I’ve recently gotten very tired of predators.

Thanks for stopping by,


Today’s snarky comment: Why are you still here?  It’s Friday for crying out loud

  • Let me play a lil devil’s advocate.
    Now I abhor insurance companies as well for nickle and dime games they play all the time, it is usually very frustrating and annoying at best but I have also been on the other side of the isle, with no insurance and insulin, strips, pumps,lancets and all the other out of pocket coming up to hundreds of dollars a month that I could nay afford at the time.
    Honestly at the end of the day, it is a choice between two evils but I will jump through hoops any day, kicking and screaming mind to make sure I can afford my diabetic supplies than go without because I couldn’t afford my meds.
    I am a T2 so my needs are not as magnified as a T1 I shudder just thinking about how a T1 would manage without insurance.

  • My endo believes that automatic denials are a standard operating procedure for some insurance companies (for example, WellPoint-Anthem BC/BS is notorious among doctors for doing this — the idea is that only a limited percentage will then appeal so they can avoid paying those claims with very little effort from the insurance company simply by denying it automatically.

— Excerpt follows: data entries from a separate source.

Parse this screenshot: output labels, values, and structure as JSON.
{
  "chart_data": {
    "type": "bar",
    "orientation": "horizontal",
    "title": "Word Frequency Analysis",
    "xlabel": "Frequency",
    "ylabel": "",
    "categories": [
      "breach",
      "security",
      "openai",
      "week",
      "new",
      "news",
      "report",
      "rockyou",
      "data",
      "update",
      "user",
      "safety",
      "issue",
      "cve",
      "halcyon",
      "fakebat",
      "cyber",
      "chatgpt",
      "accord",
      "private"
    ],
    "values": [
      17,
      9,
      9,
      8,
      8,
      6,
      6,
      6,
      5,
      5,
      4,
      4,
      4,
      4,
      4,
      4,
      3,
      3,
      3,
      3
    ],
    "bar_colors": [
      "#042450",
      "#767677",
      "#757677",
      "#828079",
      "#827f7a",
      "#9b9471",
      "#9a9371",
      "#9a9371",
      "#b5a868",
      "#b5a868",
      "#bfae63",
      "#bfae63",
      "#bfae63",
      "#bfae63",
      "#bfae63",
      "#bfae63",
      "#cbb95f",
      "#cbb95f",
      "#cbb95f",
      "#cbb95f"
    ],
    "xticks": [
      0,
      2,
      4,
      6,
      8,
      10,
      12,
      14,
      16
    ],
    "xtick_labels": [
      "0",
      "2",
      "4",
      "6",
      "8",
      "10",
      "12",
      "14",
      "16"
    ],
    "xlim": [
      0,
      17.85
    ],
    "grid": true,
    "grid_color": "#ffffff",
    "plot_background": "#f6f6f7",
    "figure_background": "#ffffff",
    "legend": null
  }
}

You are also correct in that the appeal reviewer will not necessarily have all the information about your appeal, nor will they seek out any additional information (they get so many appeals, its easy to understand why they wouldn’t) which is why it is relevant to save documentation of every item that was sent to the company in your appeal. I’ve started to get USPS return receipts for everything, that way I can go back and say “Well, I have a return receipt signed by on , so don’t tell me you never received it — I have proof!” I have also taken to getting names/addresses/extension numbers for any individual I speak with at the insurance companies; it can save time by enabling you to avoid automated Voice Response Unit (VRU) hell if you have to call back, and makes the best use of my time. Thanks for a well-written primer; it may save someone else a lot of steps they would otherwise learn based on trial-and-error!

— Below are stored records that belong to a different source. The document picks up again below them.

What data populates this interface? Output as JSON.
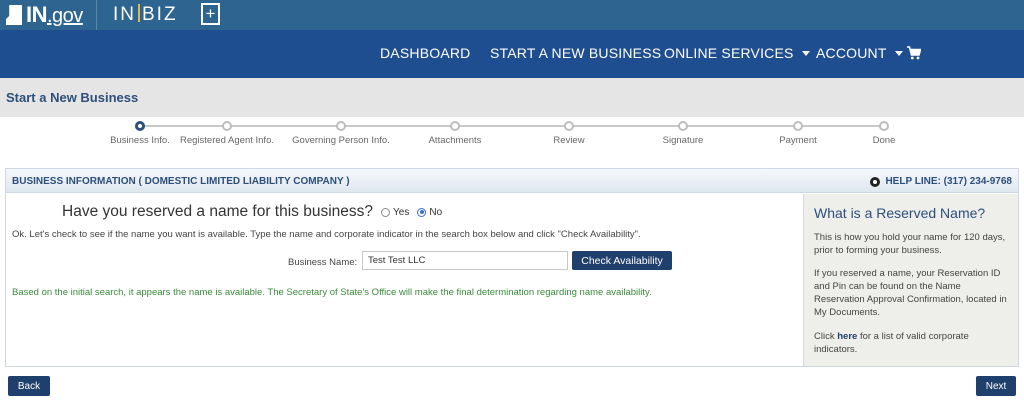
{
  "header": {
    "logo_main": "IN",
    "logo_suffix": ".gov",
    "logo_inbiz_left": "IN",
    "logo_inbiz_right": "BIZ",
    "plus_glyph": "+"
  },
  "nav": {
    "dashboard": "DASHBOARD",
    "start_business": "START A NEW BUSINESS",
    "online_services": "ONLINE SERVICES",
    "account": "ACCOUNT",
    "cart_icon": "cart-icon"
  },
  "page": {
    "title": "Start a New Business"
  },
  "steps": [
    {
      "label": "Business Info.",
      "active": true
    },
    {
      "label": "Registered Agent Info.",
      "active": false
    },
    {
      "label": "Governing Person Info.",
      "active": false
    },
    {
      "label": "Attachments",
      "active": false
    },
    {
      "label": "Review",
      "active": false
    },
    {
      "label": "Signature",
      "active": false
    },
    {
      "label": "Payment",
      "active": false
    },
    {
      "label": "Done",
      "active": false
    }
  ],
  "panel": {
    "title": "BUSINESS INFORMATION  ( DOMESTIC LIMITED LIABILITY COMPANY )",
    "help_line": "HELP LINE: (317) 234-9768",
    "question": "Have you reserved a name for this business?",
    "yes_label": "Yes",
    "no_label": "No",
    "selected": "No",
    "instructions": "Ok. Let's check to see if the name you want is available. Type the name and corporate indicator in the search box below and click \"Check Availability\".",
    "business_name_label": "Business Name:",
    "business_name_value": "Test Test LLC",
    "check_button": "Check Availability",
    "availability_message": "Based on the initial search, it appears the name is available. The Secretary of State's Office will make the final determination regarding name availability."
  },
  "sidebar": {
    "title": "What is a Reserved Name?",
    "p1": "This is how you hold your name for 120 days, prior to forming your business.",
    "p2": "If you reserved a name, your Reservation ID and Pin can be found on the Name Reservation Approval Confirmation, located in My Documents.",
    "p3_pre": "Click ",
    "p3_link": "here",
    "p3_post": " for a list of valid corporate indicators."
  },
  "footer": {
    "back": "Back",
    "next": "Next"
  },
  "colors": {
    "topbar": "#2d6590",
    "navbar": "#1f4e90",
    "button": "#1f3f6c",
    "success_text": "#3a8a3a"
  }
}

  • Congratulations on winning your appeal! I was also denied last year and won my appeal. Like you, I sent a very detailed letter as to why I needed it and studies showing it would help. When the woman from my insurance company called to let me know that they had approved it, she told me that I had alot of very useful information in my letter.

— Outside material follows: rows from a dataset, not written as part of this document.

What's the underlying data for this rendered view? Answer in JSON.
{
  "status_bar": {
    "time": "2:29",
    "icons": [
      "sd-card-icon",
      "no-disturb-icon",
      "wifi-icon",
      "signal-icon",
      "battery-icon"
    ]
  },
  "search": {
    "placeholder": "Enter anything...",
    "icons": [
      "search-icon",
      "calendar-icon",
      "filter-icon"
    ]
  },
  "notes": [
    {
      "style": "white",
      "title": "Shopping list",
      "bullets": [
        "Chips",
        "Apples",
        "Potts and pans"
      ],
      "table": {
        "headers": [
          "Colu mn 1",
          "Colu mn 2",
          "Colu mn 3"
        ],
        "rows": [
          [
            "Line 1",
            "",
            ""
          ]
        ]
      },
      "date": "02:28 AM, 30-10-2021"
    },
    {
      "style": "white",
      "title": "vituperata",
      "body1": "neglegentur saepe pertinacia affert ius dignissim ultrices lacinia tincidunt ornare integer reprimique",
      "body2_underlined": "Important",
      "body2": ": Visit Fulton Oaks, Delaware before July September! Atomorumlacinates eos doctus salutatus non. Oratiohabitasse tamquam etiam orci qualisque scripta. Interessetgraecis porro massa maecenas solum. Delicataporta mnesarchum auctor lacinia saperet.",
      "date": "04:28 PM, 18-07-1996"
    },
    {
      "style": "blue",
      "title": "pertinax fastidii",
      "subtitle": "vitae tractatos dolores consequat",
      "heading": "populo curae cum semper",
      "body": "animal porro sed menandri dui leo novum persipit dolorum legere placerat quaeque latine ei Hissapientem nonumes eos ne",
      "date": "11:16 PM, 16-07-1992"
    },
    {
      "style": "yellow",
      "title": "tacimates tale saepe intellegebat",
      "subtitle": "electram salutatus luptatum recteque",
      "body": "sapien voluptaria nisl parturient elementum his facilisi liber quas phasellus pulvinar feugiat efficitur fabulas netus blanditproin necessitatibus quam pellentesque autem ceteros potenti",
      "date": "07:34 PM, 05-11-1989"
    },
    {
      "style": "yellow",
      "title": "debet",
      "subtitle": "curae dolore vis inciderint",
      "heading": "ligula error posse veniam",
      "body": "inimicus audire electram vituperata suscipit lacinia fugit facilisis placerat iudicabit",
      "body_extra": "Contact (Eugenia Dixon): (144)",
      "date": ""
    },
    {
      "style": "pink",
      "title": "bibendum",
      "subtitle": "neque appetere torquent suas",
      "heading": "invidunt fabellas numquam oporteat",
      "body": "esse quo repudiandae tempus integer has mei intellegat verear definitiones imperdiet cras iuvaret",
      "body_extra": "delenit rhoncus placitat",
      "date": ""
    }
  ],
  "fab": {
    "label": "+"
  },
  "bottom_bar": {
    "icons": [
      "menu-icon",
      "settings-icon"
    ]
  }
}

  • You’re right…they are predators. My insurance didn’t cover most of my short term disability during my twin pregnancy last year which shocked my doctor who explained high blood pressure, 2 dislocated vertebrae, severe anemia, and type 1 diabetes was pretty much all a good excuse to take it easy at home instead of continue at a high stress corporate job. I only got a small amount covered because I kept at them and went through a major appeals process. Urghh…I’m still fuming….

  • I’ve always had a terrible opinion of insurance companies, but mine (BCBS of Oklahoma) has actually been pretty great since I was diagnosed. They approved me getting the pump a lot earlier than they normally do (after 3 months of injections, rather than 6), and they approved my Dexcom… no appeals necessary. I don’t know if it’s because these things I’m planning a pregnancy once I’m healthy enough, because it’s considered unusual for a 30 year old to be diagnosed T1, or if they’ve just clued into these being essential tools in preventing complications… but wow, they came through when I fully expected them to provide me with the absolute bare minimum they could get away with.

    Go figure. I still think the whole system needs serious revision, but I’m not totally convinced my insurance company is evil anymore!